Featured Artist – Madeline von Foerster

 

 

 

Madeline von Foerster

Executed in the oil and egg tempera mische technique developed by the Flemish Masters, these paintings allude to Renaissance sources in both method and style. A strong influence from the School of Fontainebleau loans an aura of mystery and otherworldliness to the artworks.  The paintings often resemble Wunderkammern – Enlightenment era “cabinets of curiosities,” where the wonders of nature were collected and displayed. Surrealistic elements also often occur, though in the service of meaning and metaphor, rather than for oddity’s sake.

Meaning and beauty are the twin impulses expressed in the work, with neither sacrificed to the other.  Concepts are developed and drafted in detail, often involving weeks of research and drawing for a single painting.  Flora and fauna, which appear in nearly every painting, are rendered with reverence and exactitude.  Photographic references are always interpolated through the filter of the artistic process, being drawn via eye alone  — never projected or traced — which adds to a visual impression of timelessness.

In subject matter, however, the work is staked firmly to the present day.

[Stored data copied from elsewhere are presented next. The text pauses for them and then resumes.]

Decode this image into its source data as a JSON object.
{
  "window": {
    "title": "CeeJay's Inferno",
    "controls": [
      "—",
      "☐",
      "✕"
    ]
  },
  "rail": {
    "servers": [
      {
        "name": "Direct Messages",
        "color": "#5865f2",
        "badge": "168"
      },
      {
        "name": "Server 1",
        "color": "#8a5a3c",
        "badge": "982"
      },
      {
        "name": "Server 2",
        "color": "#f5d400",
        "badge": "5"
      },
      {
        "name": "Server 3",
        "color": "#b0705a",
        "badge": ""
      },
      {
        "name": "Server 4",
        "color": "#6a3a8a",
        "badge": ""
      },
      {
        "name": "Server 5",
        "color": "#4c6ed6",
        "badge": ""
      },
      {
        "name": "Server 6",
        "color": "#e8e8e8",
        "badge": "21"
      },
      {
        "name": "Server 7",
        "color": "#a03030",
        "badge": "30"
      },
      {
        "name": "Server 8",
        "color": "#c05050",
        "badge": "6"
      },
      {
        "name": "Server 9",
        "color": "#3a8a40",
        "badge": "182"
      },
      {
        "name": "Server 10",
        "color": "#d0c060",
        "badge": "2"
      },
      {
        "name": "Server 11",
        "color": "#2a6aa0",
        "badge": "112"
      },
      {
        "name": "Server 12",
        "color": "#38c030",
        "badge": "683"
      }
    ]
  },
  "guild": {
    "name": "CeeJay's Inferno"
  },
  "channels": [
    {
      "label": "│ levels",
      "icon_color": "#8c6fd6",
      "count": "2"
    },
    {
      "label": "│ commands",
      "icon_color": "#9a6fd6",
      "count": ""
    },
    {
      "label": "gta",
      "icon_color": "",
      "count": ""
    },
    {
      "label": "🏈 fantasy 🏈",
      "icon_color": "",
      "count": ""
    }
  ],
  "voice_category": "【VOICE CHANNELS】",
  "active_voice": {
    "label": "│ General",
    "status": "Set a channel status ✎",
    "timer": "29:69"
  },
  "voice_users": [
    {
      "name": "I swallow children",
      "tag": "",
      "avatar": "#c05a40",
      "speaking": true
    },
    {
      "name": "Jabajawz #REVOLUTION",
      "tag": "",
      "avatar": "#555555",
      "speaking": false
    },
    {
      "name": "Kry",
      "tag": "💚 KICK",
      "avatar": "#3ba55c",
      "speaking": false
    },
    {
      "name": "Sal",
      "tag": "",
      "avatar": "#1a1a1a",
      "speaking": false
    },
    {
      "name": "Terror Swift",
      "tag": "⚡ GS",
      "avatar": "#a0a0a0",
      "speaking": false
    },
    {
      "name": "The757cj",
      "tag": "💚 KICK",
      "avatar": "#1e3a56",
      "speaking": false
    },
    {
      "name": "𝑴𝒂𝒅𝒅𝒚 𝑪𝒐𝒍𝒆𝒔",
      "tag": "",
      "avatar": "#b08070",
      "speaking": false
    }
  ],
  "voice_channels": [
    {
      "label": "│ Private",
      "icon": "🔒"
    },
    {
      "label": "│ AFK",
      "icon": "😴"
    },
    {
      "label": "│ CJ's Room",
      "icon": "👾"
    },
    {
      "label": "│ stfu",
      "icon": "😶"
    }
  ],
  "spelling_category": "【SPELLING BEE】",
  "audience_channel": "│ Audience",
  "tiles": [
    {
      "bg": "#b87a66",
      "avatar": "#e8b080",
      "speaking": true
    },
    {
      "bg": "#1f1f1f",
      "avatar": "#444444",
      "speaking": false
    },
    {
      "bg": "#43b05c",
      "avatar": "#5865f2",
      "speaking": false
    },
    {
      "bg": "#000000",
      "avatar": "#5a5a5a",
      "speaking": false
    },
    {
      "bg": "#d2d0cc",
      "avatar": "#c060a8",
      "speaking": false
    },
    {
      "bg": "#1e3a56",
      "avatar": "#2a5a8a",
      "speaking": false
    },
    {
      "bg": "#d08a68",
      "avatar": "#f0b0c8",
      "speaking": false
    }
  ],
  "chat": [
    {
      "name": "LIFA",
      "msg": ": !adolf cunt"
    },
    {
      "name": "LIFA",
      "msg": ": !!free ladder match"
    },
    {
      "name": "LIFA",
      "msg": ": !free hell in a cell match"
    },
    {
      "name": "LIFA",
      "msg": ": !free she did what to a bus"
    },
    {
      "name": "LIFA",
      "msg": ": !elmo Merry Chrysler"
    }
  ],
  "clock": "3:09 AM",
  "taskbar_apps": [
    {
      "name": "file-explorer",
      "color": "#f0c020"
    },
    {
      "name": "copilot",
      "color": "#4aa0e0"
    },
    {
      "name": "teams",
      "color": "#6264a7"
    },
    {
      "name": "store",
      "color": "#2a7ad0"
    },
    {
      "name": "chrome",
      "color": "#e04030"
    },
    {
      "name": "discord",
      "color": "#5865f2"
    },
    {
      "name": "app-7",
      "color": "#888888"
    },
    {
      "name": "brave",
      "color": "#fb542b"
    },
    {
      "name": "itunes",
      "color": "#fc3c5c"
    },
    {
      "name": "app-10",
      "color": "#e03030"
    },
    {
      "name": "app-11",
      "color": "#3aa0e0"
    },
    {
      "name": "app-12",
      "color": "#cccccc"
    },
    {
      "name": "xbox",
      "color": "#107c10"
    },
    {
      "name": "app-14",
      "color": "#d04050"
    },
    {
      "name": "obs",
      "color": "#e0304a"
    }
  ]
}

Humanity’s relationship with nature provides an impassioned narrative, with such topics as deforestation and human-caused extinction sounding a recurring thematic knell.  The ironic detachment of much contemporary art is challenged, in favor of intimacy, knowledge, and connection.  The artworks could be described as “living” still-lifes, which intentionally use the motifs of that genre to explore our assumptions about ownership and objectification of nature.  But on a deeper level, they are visual altars for our imperiled natural world.